Rosja krytykuje zakończenie śledztwa w sprawie sabotażu na gazociągach Nord Stream 1 i 2 przez Szwecję. – Decyzja jest znamienna i znamienny jest sposób, w jaki zostało ukończone – powiedział w środę rzecznik Kremla Dmitrij Pieskow, podają rosyjskie agencje. Rosja według Pieskowa nadal nie uzyskała dostępu do wyników śledztwa. A teraz sprawa jest po prostu odkładana na półkę, skrytykował rzecznik Kremla.
Pieskow: Niemieckie firmy tracą konkurencyjność
Rosyjski gaz był pompowany przez Morze Bałtyckie obiema nitkami gazociągu Nord Stream 1 do Niemiec jeszcze przez kilka miesięcy od rozpoczęcia przez Moskwę wojny przeciw Ukrainie, aż do lata 2022 roku, kiedy to Rosjanie wstrzymali jego przesył z powodu rzekomej awarii turbiny w jednej z przepompowni. Nord Stream 2 został wprawdzie napełniony gazem, ale jego transport nigdy nie ruszył, gdyż po wybuchu wojny kanclerz Olaf Scholz wstrzymał procedurę dopuszczania tego gazociągu do użytkowania.

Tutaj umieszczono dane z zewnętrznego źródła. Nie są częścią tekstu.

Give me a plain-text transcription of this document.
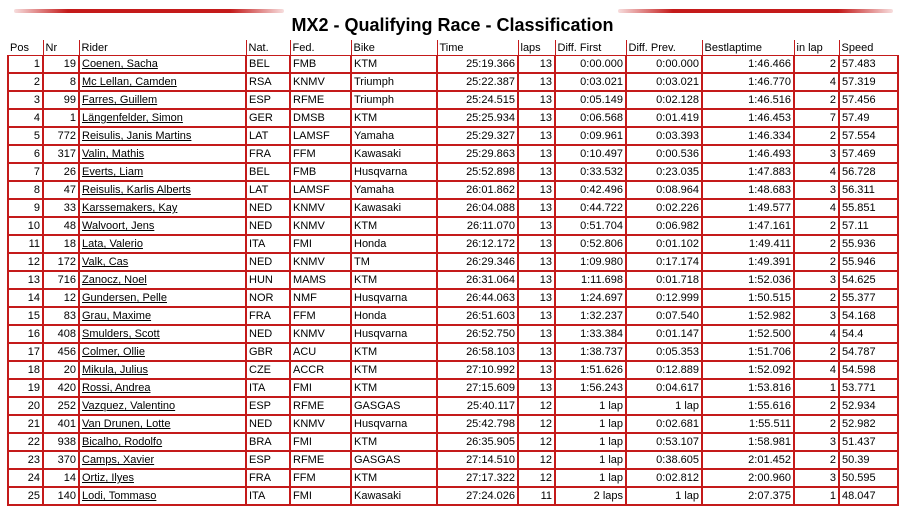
MX2 - Qualifying Race - Classification
Pos	Nr	Rider	Nat.	Fed.	Bike	Time	laps	Diff. First	Diff. Prev.	Bestlaptime	in lap	Speed
1	19	Coenen, Sacha	BEL	FMB	KTM	25:19.366	13	0:00.000	0:00.000	1:46.466	2	57.483
2	8	Mc Lellan, Camden	RSA	KNMV	Triumph	25:22.387	13	0:03.021	0:03.021	1:46.770	4	57.319
3	99	Farres, Guillem	ESP	RFME	Triumph	25:24.515	13	0:05.149	0:02.128	1:46.516	2	57.456
4	1	Längenfelder, Simon	GER	DMSB	KTM	25:25.934	13	0:06.568	0:01.419	1:46.453	7	57.49
5	772	Reisulis, Janis Martins	LAT	LAMSF	Yamaha	25:29.327	13	0:09.961	0:03.393	1:46.334	2	57.554
6	317	Valin, Mathis	FRA	FFM	Kawasaki	25:29.863	13	0:10.497	0:00.536	1:46.493	3	57.469
7	26	Everts, Liam	BEL	FMB	Husqvarna	25:52.898	13	0:33.532	0:23.035	1:47.883	4	56.728
8	47	Reisulis, Karlis Alberts	LAT	LAMSF	Yamaha	26:01.862	13	0:42.496	0:08.964	1:48.683	3	56.311
9	33	Karssemakers, Kay	NED	KNMV	Kawasaki	26:04.088	13	0:44.722	0:02.226	1:49.577	4	55.851
10	48	Walvoort, Jens	NED	KNMV	KTM	26:11.070	13	0:51.704	0:06.982	1:47.161	2	57.11
11	18	Lata, Valerio	ITA	FMI	Honda	26:12.172	13	0:52.806	0:01.102	1:49.411	2	55.936
12	172	Valk, Cas	NED	KNMV	TM	26:29.346	13	1:09.980	0:17.174	1:49.391	2	55.946
13	716	Zanocz, Noel	HUN	MAMS	KTM	26:31.064	13	1:11.698	0:01.718	1:52.036	3	54.625
14	12	Gundersen, Pelle	NOR	NMF	Husqvarna	26:44.063	13	1:24.697	0:12.999	1:50.515	2	55.377
15	83	Grau, Maxime	FRA	FFM	Honda	26:51.603	13	1:32.237	0:07.540	1:52.982	3	54.168
16	408	Smulders, Scott	NED	KNMV	Husqvarna	26:52.750	13	1:33.384	0:01.147	1:52.500	4	54.4
17	456	Colmer, Ollie	GBR	ACU	KTM	26:58.103	13	1:38.737	0:05.353	1:51.706	2	54.787
18	20	Mikula, Julius	CZE	ACCR	KTM	27:10.992	13	1:51.626	0:12.889	1:52.092	4	54.598
19	420	Rossi, Andrea	ITA	FMI	KTM	27:15.609	13	1:56.243	0:04.617	1:53.816	1	53.771
20	252	Vazquez, Valentino	ESP	RFME	GASGAS	25:40.117	12	1 lap	1 lap	1:55.616	2	52.934
21	401	Van Drunen, Lotte	NED	KNMV	Husqvarna	25:42.798	12	1 lap	0:02.681	1:55.511	2	52.982
22	938	Bicalho, Rodolfo	BRA	FMI	KTM	26:35.905	12	1 lap	0:53.107	1:58.981	3	51.437
23	370	Camps, Xavier	ESP	RFME	GASGAS	27:14.510	12	1 lap	0:38.605	2:01.452	2	50.39
24	14	Ortiz, Ilyes	FRA	FFM	KTM	27:17.322	12	1 lap	0:02.812	2:00.960	3	50.595
25	140	Lodi, Tommaso	ITA	FMI	Kawasaki	27:24.026	11	2 laps	1 lap	2:07.375	1	48.047
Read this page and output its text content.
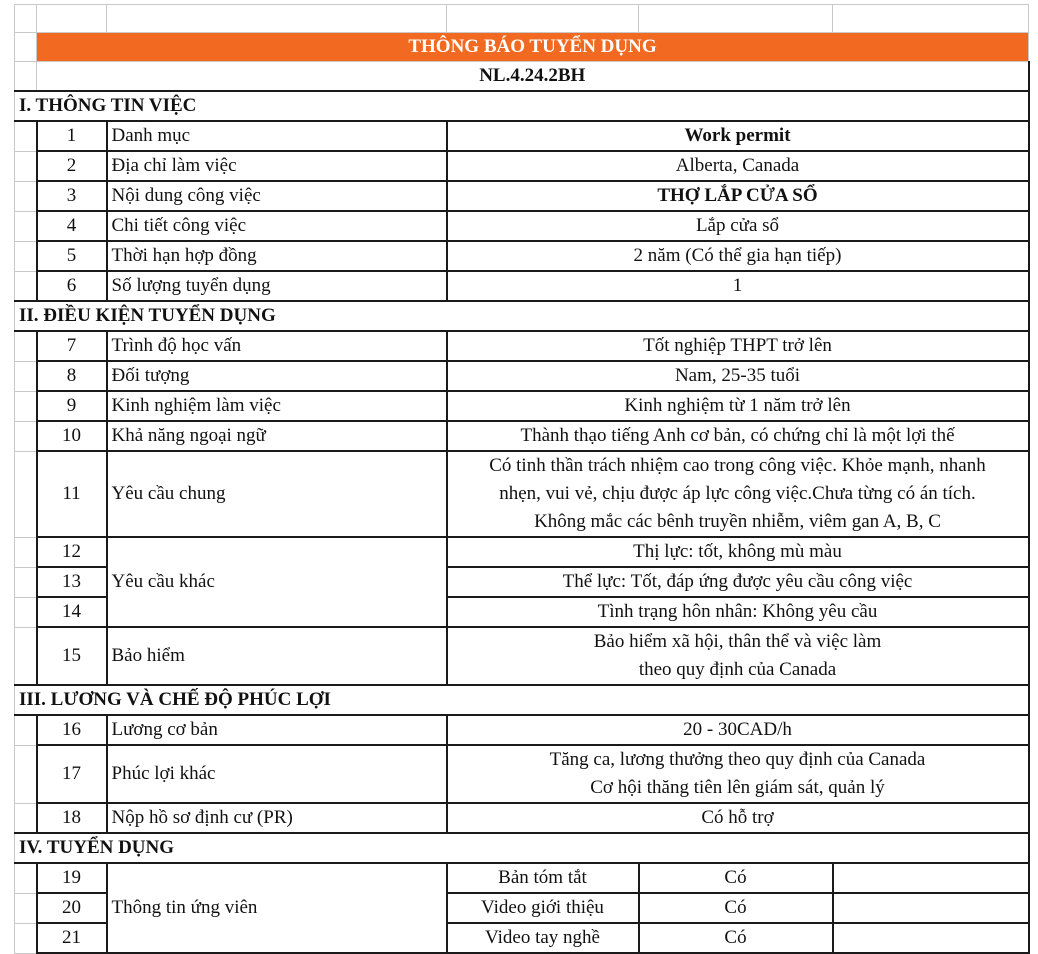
	THÔNG BÁO TUYỂN DỤNG				
	NL.4.24.2BH				
I. THÔNG TIN VIỆC					
	1	Danh mục	Work permit		
	2	Địa chỉ làm việc	Alberta, Canada		
	3	Nội dung công việc	THỢ LẮP CỬA SỔ		
	4	Chi tiết công việc	Lắp cửa sổ		
	5	Thời hạn hợp đồng	2 năm (Có thể gia hạn tiếp)		
	6	Số lượng tuyển dụng	1		
II. ĐIỀU KIỆN TUYỂN DỤNG					
	7	Trình độ học vấn	Tốt nghiệp THPT trở lên		
	8	Đối tượng	Nam, 25-35 tuổi		
	9	Kinh nghiệm làm việc	Kinh nghiệm từ 1 năm trở lên		
	10	Khả năng ngoại ngữ	Thành thạo tiếng Anh cơ bản, có chứng chỉ là một lợi thế		
	11	Yêu cầu chung	Có tinh thần trách nhiệm cao trong công việc. Khỏe mạnh, nhanh
nhẹn, vui vẻ, chịu được áp lực công việc.Chưa từng có án tích.
Không mắc các bênh truyền nhiễm, viêm gan A, B, C		

	12	Yêu cầu khác	Thị lực: tốt, không mù màu		
	13		Thể lực: Tốt, đáp ứng được yêu cầu công việc		
	14		Tình trạng hôn nhân: Không yêu cầu		
	15	Bảo hiểm	Bảo hiểm xã hội, thân thể và việc làm
theo quy định của Canada		

III. LƯƠNG VÀ CHẾ ĐỘ PHÚC LỢI					
	16	Lương cơ bản	20 - 30CAD/h		
	17	Phúc lợi khác	Tăng ca, lương thưởng theo quy định của Canada
Cơ hội thăng tiên lên giám sát, quản lý		

	18	Nộp hồ sơ định cư (PR)	Có hỗ trợ		
IV. TUYỂN DỤNG					
	19	Thông tin ứng viên	Bản tóm tắt	Có	
	20		Video giới thiệu	Có	
	21		Video tay nghề	Có	
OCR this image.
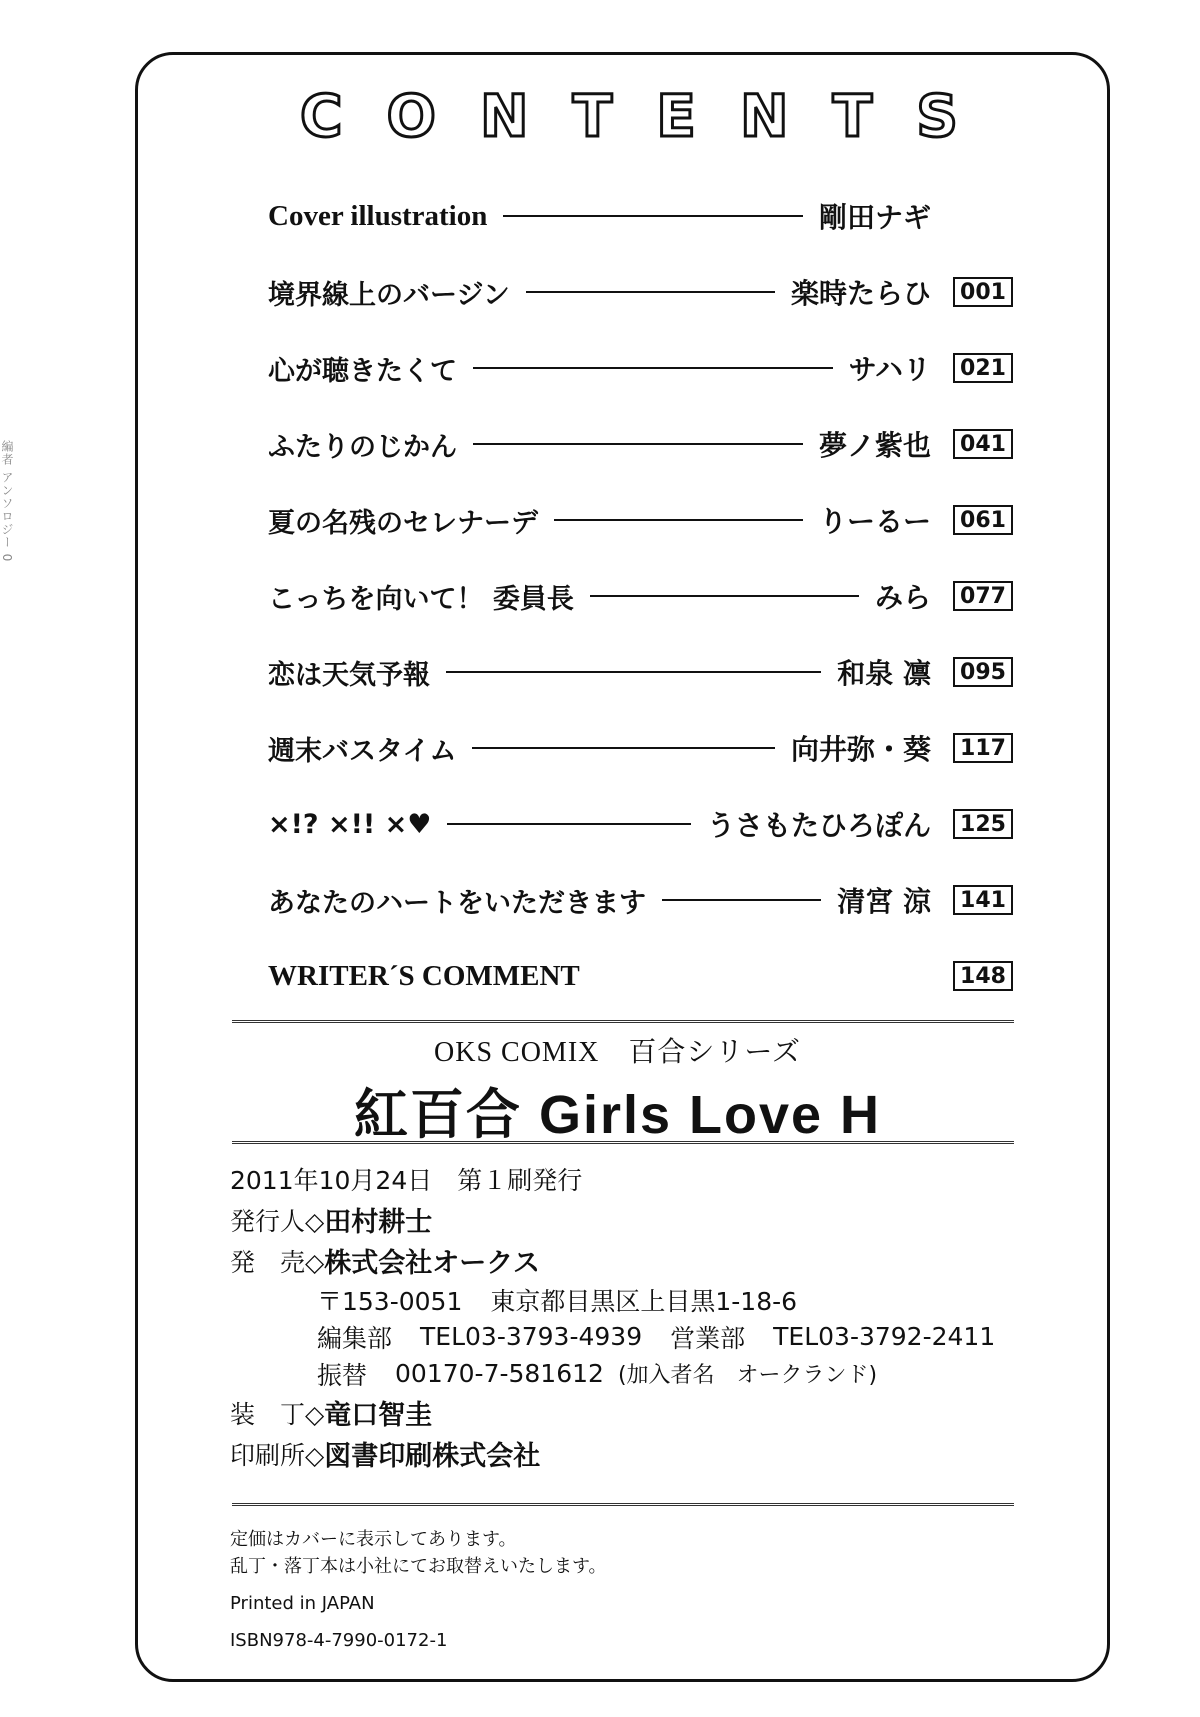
編者 アンソロジー 0
C O N T E N T S
Cover illustration	剛田ナギ
境界線上のバージン	楽時たらひ	001
心が聴きたくて	サハリ	021
ふたりのじかん	夢ノ紫也	041
夏の名残のセレナーデ	りーるー	061
こっちを向いて！ 委員長	みら	077
恋は天気予報	和泉 凛	095
週末バスタイム	向井弥・葵	117
×!? ×!! ×♥	うさもたひろぽん	125
あなたのハートをいただきます	清宮 涼	141
WRITER´S COMMENT	148
OKS COMIX　百合シリーズ
紅百合 Girls Love H
2011年10月24日　第１刷発行
発行人◇ 田村耕士
発　売◇ 株式会社オークス
〒153-0051 東京都目黒区上目黒1-18-6
編集部 TEL03-3793-4939 営業部 TEL03-3792-2411
振替 00170-7-581612 (加入者名　オークランド)
装　丁◇ 竜口智圭
印刷所◇ 図書印刷株式会社
定価はカバーに表示してあります。
乱丁・落丁本は小社にてお取替えいたします。
Printed in JAPAN
ISBN978-4-7990-0172-1
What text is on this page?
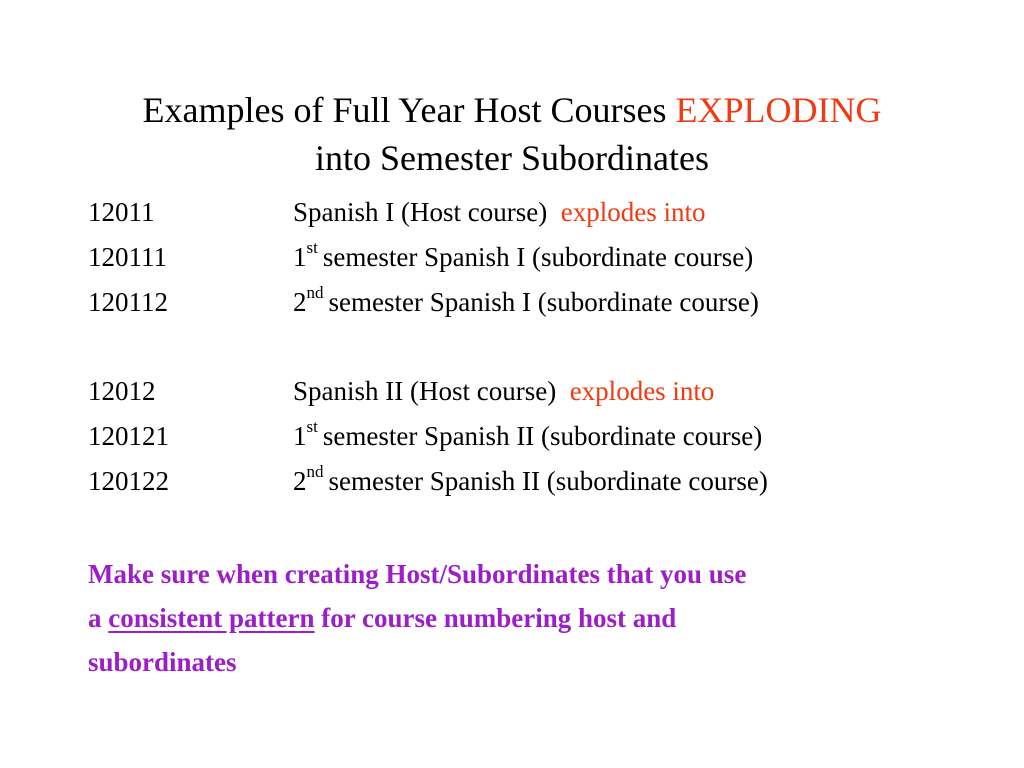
Examples of Full Year Host Courses EXPLODING
into Semester Subordinates
12011	Spanish I (Host course) explodes into
120111	1st semester Spanish I (subordinate course)
120112	2nd semester Spanish I (subordinate course)
12012	Spanish II (Host course) explodes into
120121	1st semester Spanish II (subordinate course)
120122	2nd semester Spanish II (subordinate course)
Make sure when creating Host/Subordinates that you use
a consistent pattern for course numbering host and
subordinates
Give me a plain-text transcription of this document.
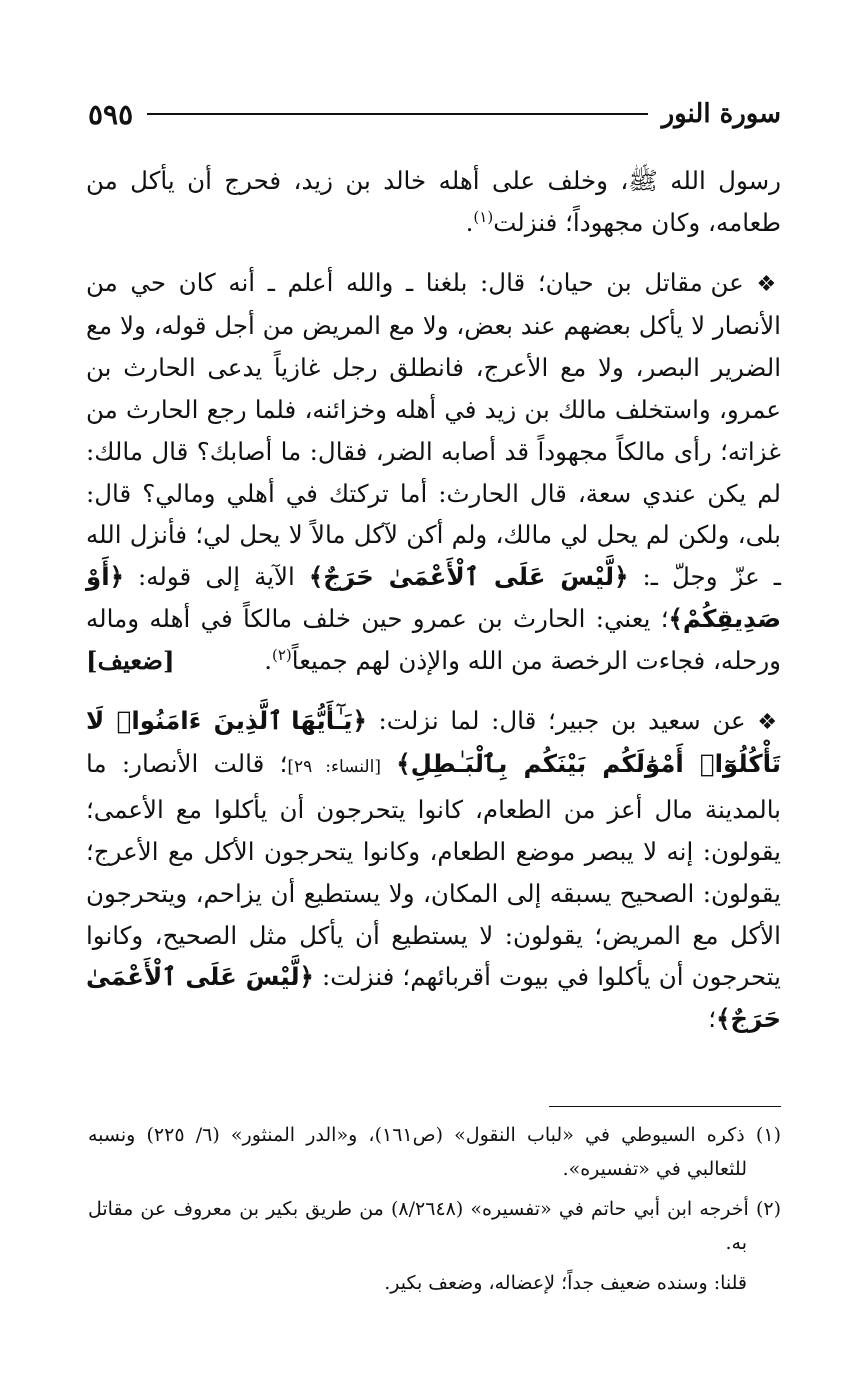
سورة النور
٥٩٥

رسول الله ﷺ، وخلف على أهله خالد بن زيد، فحرج أن يأكل من طعامه، وكان مجهوداً؛ فنزلت$^{(١)}$.

❖ عن مقاتل بن حيان؛ قال: بلغنا ـ والله أعلم ـ أنه كان حي من الأنصار لا يأكل بعضهم عند بعض، ولا مع المريض من أجل قوله، ولا مع الضرير البصر، ولا مع الأعرج، فانطلق رجل غازياً يدعى الحارث بن عمرو، واستخلف مالك بن زيد في أهله وخزائنه، فلما رجع الحارث من غزاته؛ رأى مالكاً مجهوداً قد أصابه الضر، فقال: ما أصابك؟ قال مالك: لم يكن عندي سعة، قال الحارث: أما تركتك في أهلي ومالي؟ قال: بلى، ولكن لم يحل لي مالك، ولم أكن لآكل مالاً لا يحل لي؛ فأنزل الله ـ عزّ وجلّ ـ: ﴿لَّيْسَ عَلَى ٱلْأَعْمَىٰ حَرَجٌ﴾ الآية إلى قوله: ﴿أَوْ صَدِيقِكُمْ﴾؛ يعني: الحارث بن عمرو حين خلف مالكاً في أهله وماله ورحله، فجاءت الرخصة من الله والإذن لهم جميعاً$^{(٢)}$.
[ضعيف]

❖ عن سعيد بن جبير؛ قال: لما نزلت: ﴿يَـٰٓأَيُّهَا ٱلَّذِينَ ءَامَنُوا۟ لَا تَأْكُلُوٓا۟ أَمْوَٰلَكُم بَيْنَكُم بِٱلْبَـٰطِلِ﴾ [النساء: ٢٩]؛ قالت الأنصار: ما بالمدينة مال أعز من الطعام، كانوا يتحرجون أن يأكلوا مع الأعمى؛ يقولون: إنه لا يبصر موضع الطعام، وكانوا يتحرجون الأكل مع الأعرج؛ يقولون: الصحيح يسبقه إلى المكان، ولا يستطيع أن يزاحم، ويتحرجون الأكل مع المريض؛ يقولون: لا يستطيع أن يأكل مثل الصحيح، وكانوا يتحرجون أن يأكلوا في بيوت أقربائهم؛ فنزلت: ﴿لَّيْسَ عَلَى ٱلْأَعْمَىٰ حَرَجٌ﴾؛

(١) ذكره السيوطي في «لباب النقول» (ص١٦١)، و«الدر المنثور» (٦/ ٢٢٥) ونسبه للثعالبي في «تفسيره».

(٢) أخرجه ابن أبي حاتم في «تفسيره» (٨/٢٦٤٨) من طريق بكير بن معروف عن مقاتل به.

قلنا: وسنده ضعيف جداً؛ لإعضاله، وضعف بكير.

Według Pieskowa, niemiecki rząd musi teraz udowodnić, jak ważne jest dla niego wyjaśnienie tej sprawy. – Niemieccy podatnicy i niemieckie firmy cierpią, przedsiębiorstwa tracą konkurencyjność bez tego gazu – mówił rzecznik Kremla. Jak dodał, będzie „ciekawie zobaczyć, jak pilnie władze niemieckie zajmą się tymi dochodzeniami”.
Władze Niemiec nadal prowadzą dochodzenie w sprawie wybuchów.
Dochodzenia w Szwecji, Danii i Niemczech
Pod koniec września 2022 roku zarejestrowano kilka eksplozji w pobliżu duńskiej wyspy Bornholm na Morzu Bałtyckim, a wkrótce potem wykryto cztery wycieki w trzech z czterech nitek obu Nord Streamów. Dochodzenia w tej sprawie zostały wszczęte w Szwecji, a także w Niemczech i Danii. Śledczy szybko doszli do wniosku, że detonacje były spowodowane przez sabotaż. Nadal nie jest jasne, kto za nim stał. Rosyjscy przywódcy winą za ten atak obarczyli między innymi służby specjalne USA i Wielkiej Brytanii.
Gaz jednak przestał płynął już przed wybuchem. Po rozpoczęciu wojny przeciw Ukrainie Rosja stopniowo ograniczała dostawy przez Nord Stream, a pod koniec sierpnia 2022 roku całkowicie je wstrzymała, rzekomo z powodu problemów technicznych. Obserwatorzy podejrzewali, że miało to na celu zwiększenie presji na Zachód, a w szczególności na Niemcy, żeby wycofały sankcje nałożone na Rosję z powodu wojny.